Posted on 10/29/2023 6:23:23 PM PDT by DallasBiff
As the clock struck 8 p.m. in New York City on the night of October 30, 1938, Orson Welles stood on a podium inside a Madison Avenue radio studio. The baby-faced, 23-year-old theatrical star, who had graced the cover of Time magazine months earlier, prepared to direct 10 actors and a 27-piece orchestra for the Columbia Broadcasting System’s weekly “Mercury Theatre on the Air” program
(Excerpt) Read more at history.com ...
Just basically our way of saying ‘Boo!’.....
rosebud
The Day the Earh Stood Still
This is but one example of how stupid and gullible the general public was back then. I hardly think those qualities have decreased since.
Every one was on edge because of the World situation.
Were they that gullible?
If it is a myth that people panicked, then aren’t we the gullible ones for believing the myth?

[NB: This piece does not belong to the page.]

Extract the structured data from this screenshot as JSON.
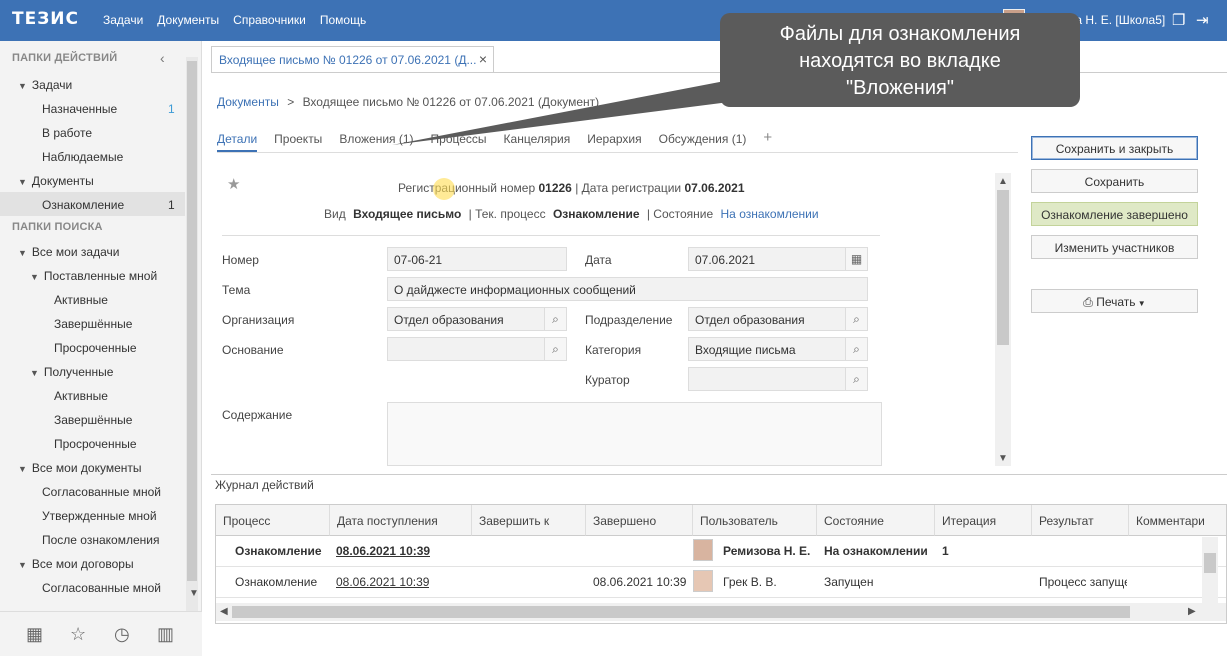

Good point. Good article. From the same:
In February 1949, Leonardo Paez and Eduardo Alcaraz produced a Spanish-language version of Welles’s 1938 script for Radio Quito in Ecuador. The broadcast set off panic. Quito police and fire brigades rushed out of town to fight the supposed alien invasion force. After it was revealed that the broadcast was fiction, the panic transformed into a riot. The riot resulted in at least seven deaths, including those of Paez’s girlfriend and nephew. The offices Radio Quito, and El Comercio, a local newspaper that had participated in the hoax by publishing false reports of unidentified flying objects in the days preceding the broadcast, were both burned to the ground.